Every student has experienced stress before, whether it’s temporary due to a situation, or more persistent and complex. Sometimes, stress can motivate us. Stress can become dangerous when it interferes with a student’s ability to live a normal college life. A student can feel continuously fatigued, unable to concentrate and irritable in relaxed situations. It can also take a physical toll.
The human body contains a built-in response mechanism.
You may have found yourself sweating at the thought of an important due date or having an increased heart rate after staying up all night for a test. If the cause of stress is temporary, a student can develop acne, irregular food cravings, fatigue and stomach pain. Keep in mind that the longer your mind feels stressed, the longer your physical reaction systems remain activated; this can lead to more serious health issues.
There are many different ways to decrease the amount stress so that you are not experiencing any health issues, whether they are temporary or permanent.

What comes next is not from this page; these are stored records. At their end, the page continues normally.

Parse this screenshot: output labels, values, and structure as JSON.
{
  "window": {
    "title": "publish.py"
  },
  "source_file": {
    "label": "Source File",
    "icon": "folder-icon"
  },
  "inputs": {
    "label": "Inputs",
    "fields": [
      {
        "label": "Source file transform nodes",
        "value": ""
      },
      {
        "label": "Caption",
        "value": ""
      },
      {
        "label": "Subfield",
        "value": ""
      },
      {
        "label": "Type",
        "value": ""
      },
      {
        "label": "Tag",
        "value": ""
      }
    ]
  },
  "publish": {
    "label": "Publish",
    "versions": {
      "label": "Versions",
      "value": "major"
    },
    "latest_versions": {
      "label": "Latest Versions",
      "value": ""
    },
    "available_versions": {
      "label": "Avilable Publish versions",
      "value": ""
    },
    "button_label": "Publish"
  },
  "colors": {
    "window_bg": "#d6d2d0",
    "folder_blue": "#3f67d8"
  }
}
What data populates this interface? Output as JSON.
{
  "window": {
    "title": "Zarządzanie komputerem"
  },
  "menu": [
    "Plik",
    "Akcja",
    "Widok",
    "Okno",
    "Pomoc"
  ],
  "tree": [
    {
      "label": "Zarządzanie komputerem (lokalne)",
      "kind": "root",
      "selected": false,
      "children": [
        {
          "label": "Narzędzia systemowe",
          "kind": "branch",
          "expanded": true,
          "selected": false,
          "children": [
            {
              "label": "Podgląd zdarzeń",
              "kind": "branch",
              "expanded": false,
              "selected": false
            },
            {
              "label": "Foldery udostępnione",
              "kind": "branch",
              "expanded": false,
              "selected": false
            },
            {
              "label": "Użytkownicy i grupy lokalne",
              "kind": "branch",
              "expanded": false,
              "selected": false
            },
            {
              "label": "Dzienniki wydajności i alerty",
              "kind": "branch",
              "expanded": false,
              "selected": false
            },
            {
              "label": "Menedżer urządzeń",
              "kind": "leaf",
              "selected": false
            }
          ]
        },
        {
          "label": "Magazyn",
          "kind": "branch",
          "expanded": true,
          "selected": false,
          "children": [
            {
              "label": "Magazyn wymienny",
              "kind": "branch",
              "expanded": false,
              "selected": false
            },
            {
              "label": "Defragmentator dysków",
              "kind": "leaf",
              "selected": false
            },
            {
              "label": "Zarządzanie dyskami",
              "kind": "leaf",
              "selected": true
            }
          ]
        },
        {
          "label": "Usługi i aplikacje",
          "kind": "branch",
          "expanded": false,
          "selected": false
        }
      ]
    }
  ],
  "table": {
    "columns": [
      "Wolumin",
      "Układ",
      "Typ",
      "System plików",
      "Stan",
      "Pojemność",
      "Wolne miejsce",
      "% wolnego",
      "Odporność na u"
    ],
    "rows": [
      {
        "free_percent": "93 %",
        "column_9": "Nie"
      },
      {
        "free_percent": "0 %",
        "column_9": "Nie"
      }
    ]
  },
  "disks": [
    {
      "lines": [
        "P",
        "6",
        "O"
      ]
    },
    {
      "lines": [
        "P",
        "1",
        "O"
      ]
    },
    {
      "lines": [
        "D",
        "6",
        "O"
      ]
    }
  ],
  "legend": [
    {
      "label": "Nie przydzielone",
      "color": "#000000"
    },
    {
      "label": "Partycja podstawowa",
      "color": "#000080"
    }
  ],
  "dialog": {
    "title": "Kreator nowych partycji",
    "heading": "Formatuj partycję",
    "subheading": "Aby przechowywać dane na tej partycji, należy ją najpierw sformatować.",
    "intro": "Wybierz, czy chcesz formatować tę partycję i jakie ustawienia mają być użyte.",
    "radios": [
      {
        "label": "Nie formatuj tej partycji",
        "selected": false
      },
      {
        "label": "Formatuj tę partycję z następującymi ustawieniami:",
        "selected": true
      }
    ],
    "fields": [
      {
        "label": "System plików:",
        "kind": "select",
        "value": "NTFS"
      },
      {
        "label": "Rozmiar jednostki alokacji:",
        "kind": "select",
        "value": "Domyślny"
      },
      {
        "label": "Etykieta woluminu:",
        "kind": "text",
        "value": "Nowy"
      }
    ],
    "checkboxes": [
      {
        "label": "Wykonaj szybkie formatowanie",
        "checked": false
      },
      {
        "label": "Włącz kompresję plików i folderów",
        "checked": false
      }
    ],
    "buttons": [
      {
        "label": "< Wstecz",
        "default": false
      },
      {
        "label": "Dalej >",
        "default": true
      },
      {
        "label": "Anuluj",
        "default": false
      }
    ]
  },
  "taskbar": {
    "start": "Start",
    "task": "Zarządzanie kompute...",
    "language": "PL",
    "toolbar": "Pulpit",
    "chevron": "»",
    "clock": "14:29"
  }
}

Avocados help satisfy the fat, greasy cravings when stressed; they are also filled with potassium and vitamin E, which helps calm down nerves. Brown rice is a complex carbohydrate, which contains compounds to relieve stress and anxiety while also helping you concentrate. Sweet potatoes are high in vitamin B6, which helps with relaxation. Bananas are filled with potassium, which assist in reducing tension. The calcium in milk will make you feel less restless due to the high volume of vitamin B12. Vitamin C in oranges helps maintain the immune system during stress so that a person is less likely to become sick.
The omega-3 fatty acids in tuna help control the body’s adrenaline. High in magnesium, spinach allows an individual to keep at a calm state. Almonds help blood circulate throughout the body, which can prevent panic attacks. Blueberries are the highest of all foods in antioxidants, which help repair cells in the body that have been affected by stress. It is important to stay away from greasy, sugary and fatty foods because they can potentially make you feel tired and more overwhelmed.
The ten super foods can be paired with any meal or eaten as a snack; they will provide the needed energy to accomplish things.
Don’t forget, UREC and the Varner House have specialists on-hand to help you with stress.